By Ashley Finill
As we enter the month of May and come back from the bank holiday weekend the currency markets are back open for business. Sterling will be hoping to start the month where it left off as on Friday, as it gained some ground back on the Euro due to worse than expected EU Data on Friday morning gave the pound a much-needed lift and a good opportunity for Euro buyers. The rise was only marginal though, as Sterling Euro is still trading within the same 2 cent range that it has been for most of 2023. As we come into Tuesday morning Sterling has already started to fall off against the Euro dropping just under half a cent since the markets re-opened. With the start of a new month, comes a raft of economic data which will have an effect on the currency market throughout May. Inflation figures will be released across the board along with interest rate decisions from global banking committees. As we have already seen this year, Sterling has been the most sensitive to data releases, mainly due to being the worst performing economy in the G7 at present. This has meant the Bank of England has had to step in on multiple occasions raising interest rates in the UK to the record highs to help curb the 40- year high inflation rate.

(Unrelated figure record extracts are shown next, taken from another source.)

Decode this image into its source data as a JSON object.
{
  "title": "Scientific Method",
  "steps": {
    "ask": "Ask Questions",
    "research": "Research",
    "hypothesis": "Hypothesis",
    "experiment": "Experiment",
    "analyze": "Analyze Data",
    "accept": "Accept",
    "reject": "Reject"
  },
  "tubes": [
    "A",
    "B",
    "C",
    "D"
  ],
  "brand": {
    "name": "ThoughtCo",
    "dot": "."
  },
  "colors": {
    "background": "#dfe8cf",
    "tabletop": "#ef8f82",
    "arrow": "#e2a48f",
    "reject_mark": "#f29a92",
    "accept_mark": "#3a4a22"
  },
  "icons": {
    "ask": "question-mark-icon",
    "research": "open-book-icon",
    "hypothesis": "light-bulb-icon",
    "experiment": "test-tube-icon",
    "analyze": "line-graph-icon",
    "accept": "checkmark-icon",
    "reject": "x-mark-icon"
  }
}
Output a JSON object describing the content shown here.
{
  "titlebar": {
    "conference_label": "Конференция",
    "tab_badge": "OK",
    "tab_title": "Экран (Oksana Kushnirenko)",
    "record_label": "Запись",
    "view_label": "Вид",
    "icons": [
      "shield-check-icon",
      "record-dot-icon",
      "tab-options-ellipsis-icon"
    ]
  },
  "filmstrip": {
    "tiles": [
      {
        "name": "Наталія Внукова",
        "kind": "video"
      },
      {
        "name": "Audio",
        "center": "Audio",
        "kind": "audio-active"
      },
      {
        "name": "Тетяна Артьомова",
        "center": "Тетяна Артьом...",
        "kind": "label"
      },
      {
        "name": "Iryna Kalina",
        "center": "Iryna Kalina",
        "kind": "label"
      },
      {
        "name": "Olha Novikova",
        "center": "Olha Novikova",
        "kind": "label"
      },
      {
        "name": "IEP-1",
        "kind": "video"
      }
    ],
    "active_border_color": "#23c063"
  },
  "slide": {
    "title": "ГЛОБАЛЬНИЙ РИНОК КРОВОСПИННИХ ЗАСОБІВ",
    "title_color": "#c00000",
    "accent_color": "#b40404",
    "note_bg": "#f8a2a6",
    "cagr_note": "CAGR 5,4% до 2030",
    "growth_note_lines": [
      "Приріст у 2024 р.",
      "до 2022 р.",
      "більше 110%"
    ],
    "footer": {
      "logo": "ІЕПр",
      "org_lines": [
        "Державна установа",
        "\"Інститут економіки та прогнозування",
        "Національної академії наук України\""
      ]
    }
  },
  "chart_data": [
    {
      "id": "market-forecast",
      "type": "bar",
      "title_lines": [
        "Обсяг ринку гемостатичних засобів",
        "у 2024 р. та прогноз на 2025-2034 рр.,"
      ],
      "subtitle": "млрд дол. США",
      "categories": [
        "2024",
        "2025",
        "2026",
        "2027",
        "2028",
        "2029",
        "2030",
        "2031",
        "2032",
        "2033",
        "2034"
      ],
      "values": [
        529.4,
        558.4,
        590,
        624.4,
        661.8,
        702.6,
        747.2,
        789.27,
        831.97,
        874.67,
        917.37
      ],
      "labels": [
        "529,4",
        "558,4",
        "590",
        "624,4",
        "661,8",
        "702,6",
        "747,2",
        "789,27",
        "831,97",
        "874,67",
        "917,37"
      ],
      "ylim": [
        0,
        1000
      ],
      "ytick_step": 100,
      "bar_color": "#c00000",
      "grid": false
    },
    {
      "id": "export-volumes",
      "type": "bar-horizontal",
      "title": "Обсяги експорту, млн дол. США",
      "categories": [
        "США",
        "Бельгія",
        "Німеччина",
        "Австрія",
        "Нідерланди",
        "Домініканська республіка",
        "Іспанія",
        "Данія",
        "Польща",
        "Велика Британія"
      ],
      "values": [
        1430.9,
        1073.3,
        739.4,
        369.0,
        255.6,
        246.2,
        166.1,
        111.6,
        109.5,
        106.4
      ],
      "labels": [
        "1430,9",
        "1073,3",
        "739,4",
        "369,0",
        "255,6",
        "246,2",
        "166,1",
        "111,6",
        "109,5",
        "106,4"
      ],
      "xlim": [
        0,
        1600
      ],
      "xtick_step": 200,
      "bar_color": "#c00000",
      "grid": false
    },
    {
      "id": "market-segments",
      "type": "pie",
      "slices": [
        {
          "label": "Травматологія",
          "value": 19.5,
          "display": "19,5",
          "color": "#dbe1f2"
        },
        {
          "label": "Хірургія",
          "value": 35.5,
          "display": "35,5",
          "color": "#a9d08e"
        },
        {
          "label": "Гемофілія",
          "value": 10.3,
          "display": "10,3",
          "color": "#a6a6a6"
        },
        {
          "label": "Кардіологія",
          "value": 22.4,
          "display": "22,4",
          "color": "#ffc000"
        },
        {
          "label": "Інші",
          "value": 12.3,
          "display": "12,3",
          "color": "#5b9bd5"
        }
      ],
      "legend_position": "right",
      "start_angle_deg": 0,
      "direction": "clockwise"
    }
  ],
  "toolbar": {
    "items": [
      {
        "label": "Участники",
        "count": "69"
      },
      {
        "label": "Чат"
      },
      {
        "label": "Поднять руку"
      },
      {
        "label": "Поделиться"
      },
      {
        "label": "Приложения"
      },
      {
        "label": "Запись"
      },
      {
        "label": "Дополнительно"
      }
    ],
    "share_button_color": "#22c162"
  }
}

Striking continues to disrupt Services
As the cost-of-living crisis continues to grip the UK, inflation is still in doubles figures, with the economy not recovering as quickly as expected. The high inflation rate has seen public sectors turning to the government for support with pay increase demands rife from unions across the emergency services, tax officers, postal workers, and train drivers to name a few. The government have managed to appease just a few sectors but the NHS and train workers amongst others are still planning strike action throughout this month, bringing disruption to services once again. This will pile on the pressure for the PM to act more decisively and bring a resolution to the striking. More money in workers’ pockets ideally means more spending, which ideally would help the economy in the UK albeit risking higher inflation. Retail sales figures fell last month by 0.8% which shows that money has been getting tighter, with less spending likely due to the cost of living crisis and as a result, investors have been less keen on the pound with losses seen on the euro and dollar when the retail sales figures were released towards the end of last month. As mentioned already this new month brings a refresh of data releases which will certainly affect the currency markets.
Data today and this week
As mentioned, a new month brings new data releases from across the globe which will impact the currency markets. A relatively quiet start to the week, however today. At 9am, the EU release consumer prices which could bring some volatility with it in the early morning trading. Overnight, New Zealand release their unemployment rate. Into Wednesday morning the unemployment rate is released in the EU at 9am. Into Wednesday afternoon the US release ADP Employment Change at 12.15pm. Later at 1.45pm the US also release PMI data and in the evening at 6pm the Federal Reserve will announce their interest rate decision. They are expected to increase the interest rate by 25 basis points from 5%to 5.25%. Overnight on Thursday Australia release trade balance figures at 1.30am. Into Thursday, the ECB announce their monetary policy decision statement which is likely to move Euro markets. A press conference will also be held by the ECB following the decision. On Thursday afternoon the US post jobless claims and trade balance figures. Finishing the week off on Friday, in the morning the EU release retail sales figures at 9am. Into the afternoon the US release the unemployment rate in the country at 12.30pm, as does Canada at the same time.